Al Lewis; Played Grandpa On TV Show 'The Munsters'
Sunday, February 5, 2006
Al Lewis, the cigar-chomping patriarch of "The Munsters" whose work as a basketball scout, restaurateur and political candidate never eclipsed his role as Grandpa from the television sitcom, died Feb. 3 after years of heart problems and other ailments. He was 95.
Sporting a somewhat cheesy Dracula outfit, Mr. Lewis became a pop culture icon playing the irascible father-in-law to Fred Gwynne's ever-bumbling Herman Munster on the 1964-66 CBS television show. He also starred in another classic TV comedy, playing Officer Leo Schnauzer on "Car 54, Where Are You?"
Mr. Lewis's life off the small screen ranged far beyond his acting antics. A former basketball player in high school, he achieved modest fame as a basketball talent scout and was well known to such coaching greats as Jerry Tarkanian and Arnold "Red" Auerbach.
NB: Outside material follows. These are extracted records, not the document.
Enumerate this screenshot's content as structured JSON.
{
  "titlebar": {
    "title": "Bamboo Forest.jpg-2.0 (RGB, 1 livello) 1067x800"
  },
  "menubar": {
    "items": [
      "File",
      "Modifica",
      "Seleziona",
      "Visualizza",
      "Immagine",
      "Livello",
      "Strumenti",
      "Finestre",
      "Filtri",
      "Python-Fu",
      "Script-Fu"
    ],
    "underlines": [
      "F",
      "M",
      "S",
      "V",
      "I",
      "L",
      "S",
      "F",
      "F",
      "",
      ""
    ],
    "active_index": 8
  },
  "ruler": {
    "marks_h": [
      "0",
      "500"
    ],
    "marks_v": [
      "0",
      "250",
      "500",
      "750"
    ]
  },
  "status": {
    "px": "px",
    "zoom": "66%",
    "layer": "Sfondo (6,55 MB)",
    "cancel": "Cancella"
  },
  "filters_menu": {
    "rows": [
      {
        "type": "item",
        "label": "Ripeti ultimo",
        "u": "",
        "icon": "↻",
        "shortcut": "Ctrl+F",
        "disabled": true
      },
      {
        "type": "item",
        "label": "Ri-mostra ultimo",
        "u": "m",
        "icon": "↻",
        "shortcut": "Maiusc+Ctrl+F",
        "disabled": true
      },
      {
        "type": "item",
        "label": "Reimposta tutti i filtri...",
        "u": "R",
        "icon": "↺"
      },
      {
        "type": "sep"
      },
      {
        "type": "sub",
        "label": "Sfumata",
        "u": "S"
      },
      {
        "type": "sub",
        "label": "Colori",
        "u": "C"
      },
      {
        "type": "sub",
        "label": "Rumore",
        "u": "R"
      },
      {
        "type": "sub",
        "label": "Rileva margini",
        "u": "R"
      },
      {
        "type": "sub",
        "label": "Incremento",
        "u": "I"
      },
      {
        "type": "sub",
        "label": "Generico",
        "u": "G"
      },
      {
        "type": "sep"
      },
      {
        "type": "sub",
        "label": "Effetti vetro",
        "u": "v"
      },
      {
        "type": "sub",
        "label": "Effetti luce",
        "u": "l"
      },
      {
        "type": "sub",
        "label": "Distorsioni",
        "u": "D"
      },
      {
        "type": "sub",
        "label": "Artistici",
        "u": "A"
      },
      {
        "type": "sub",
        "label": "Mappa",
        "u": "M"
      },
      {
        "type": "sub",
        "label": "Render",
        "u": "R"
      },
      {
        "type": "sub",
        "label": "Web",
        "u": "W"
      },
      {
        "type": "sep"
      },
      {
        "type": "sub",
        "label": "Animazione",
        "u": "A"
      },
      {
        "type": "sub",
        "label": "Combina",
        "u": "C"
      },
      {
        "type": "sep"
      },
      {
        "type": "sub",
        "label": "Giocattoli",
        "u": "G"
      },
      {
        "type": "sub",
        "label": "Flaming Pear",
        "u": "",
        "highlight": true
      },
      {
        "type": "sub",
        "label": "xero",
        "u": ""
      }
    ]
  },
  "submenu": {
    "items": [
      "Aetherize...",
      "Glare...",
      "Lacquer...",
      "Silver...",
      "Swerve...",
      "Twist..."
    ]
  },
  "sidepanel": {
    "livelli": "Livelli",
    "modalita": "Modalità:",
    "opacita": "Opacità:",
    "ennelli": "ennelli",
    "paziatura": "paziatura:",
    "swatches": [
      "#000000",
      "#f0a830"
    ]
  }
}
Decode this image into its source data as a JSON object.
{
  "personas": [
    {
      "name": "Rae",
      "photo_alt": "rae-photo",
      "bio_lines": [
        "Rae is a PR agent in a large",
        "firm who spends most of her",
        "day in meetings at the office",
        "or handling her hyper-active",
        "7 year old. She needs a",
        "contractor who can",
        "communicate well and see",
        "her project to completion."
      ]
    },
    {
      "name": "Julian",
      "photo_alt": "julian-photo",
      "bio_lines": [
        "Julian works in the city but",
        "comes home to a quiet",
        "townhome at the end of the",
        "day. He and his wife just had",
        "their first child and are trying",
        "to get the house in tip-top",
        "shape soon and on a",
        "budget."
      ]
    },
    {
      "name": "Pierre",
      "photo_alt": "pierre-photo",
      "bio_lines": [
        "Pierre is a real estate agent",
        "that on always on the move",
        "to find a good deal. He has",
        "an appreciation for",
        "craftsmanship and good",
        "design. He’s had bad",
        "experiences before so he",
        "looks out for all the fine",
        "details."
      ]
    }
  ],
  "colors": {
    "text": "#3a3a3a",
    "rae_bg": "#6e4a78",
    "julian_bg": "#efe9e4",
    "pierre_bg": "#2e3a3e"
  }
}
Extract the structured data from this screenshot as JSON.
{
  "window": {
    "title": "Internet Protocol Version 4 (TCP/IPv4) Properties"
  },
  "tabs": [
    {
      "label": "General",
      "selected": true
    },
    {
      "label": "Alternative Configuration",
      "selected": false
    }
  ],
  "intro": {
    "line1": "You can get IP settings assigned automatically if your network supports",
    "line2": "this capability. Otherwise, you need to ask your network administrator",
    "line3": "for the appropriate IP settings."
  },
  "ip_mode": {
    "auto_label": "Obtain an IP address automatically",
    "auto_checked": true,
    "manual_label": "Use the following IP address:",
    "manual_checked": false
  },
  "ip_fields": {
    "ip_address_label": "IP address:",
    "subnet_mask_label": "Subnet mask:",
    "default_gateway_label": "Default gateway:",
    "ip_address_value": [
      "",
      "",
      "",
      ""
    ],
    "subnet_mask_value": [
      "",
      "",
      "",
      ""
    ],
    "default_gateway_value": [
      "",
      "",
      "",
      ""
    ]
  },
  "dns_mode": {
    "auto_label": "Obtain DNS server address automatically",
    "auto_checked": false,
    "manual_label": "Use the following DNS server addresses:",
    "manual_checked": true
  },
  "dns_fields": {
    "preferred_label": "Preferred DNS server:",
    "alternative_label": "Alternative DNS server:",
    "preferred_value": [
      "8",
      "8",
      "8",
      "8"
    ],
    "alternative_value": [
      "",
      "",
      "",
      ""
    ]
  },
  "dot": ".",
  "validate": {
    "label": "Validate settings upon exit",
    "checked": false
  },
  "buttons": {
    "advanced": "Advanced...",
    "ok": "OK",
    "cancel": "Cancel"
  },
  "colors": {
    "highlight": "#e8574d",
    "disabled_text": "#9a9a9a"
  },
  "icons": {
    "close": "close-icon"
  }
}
He also operated a successful Greenwich Village restaurant, Grandpa's, where he was a regular presence -- chatting with customers, posing for pictures and signing autographs.
In 1998, just two years short of his 90th birthday, a ponytailed Mr. Lewis ran as the Green Party candidate against incumbent New York Gov. George E. Pataki (R). Mr. Lewis campaigned against restrictive drug laws and the death penalty, and went to court in a losing battle to have his name appear on the ballot as "Grandpa Al Lewis." He managed to collect more than 52,000 votes.
Mr. Lewis was born Alexander Meister in Upstate New York. His family later moved to Brooklyn, where the 6-foot-1 teenager began his lifelong love affair with basketball. He later became a vaudeville and circus performer, but his career didn't take off until television did the same.
As Officer Schnauzer, Mr. Lewis played opposite Gwynne's Officer Francis Muldoon in "Car 54, Where Are You?" -- a comedy about a Bronx police precinct that aired on NBC from 1961 to 1963. One year later, the duo appeared together in "The Munsters," taking up residence at the fictional 1313 Mockingbird Lane.
The series, about a family of clueless creatures plunked down in Middle America, ran through 1966. Mr. Lewis was instantly recognizable as the comically twisted grandfather of the family and was often greeted by strangers with shouts of "Grandpa!" He never complained about being typecast and made appearances in character for decades.
"Why would I mind?" he said in a 1997 interview. "It pays my mortgage."
Mr. Lewis opened his restaurant and had a radio program in New York. At one point during the 1990s, he was a frequent guest on Howard Stern's radio show, once sending the shock jock diving for the delay button by leading an obscene chant against the Federal Communications Commission.
He also appeared in a number of movies, including "They Shoot Horses, Don't They?" (1969) and "Married to the Mob" (1988). Mr. Lewis reprised his role of Schnauzer in the movie remake of "Car 54, Where Are You" (1994) and appeared as a guest star on such TV shows as "Taxi," "Green Acres" and "Lost in Space."
In 2003, he was hospitalized for an angioplasty. Complications during surgery led to the amputation of his right leg below the knee and the toes on his left foot. He spent a month in a coma.
A year later, he was back offering his recollections of a seminal New York punk band, the Ramones, on the DVD "Ramones Raw."
Survivors include his wife, Karen Ingenthron-Lewis; three sons; and four grandchildren.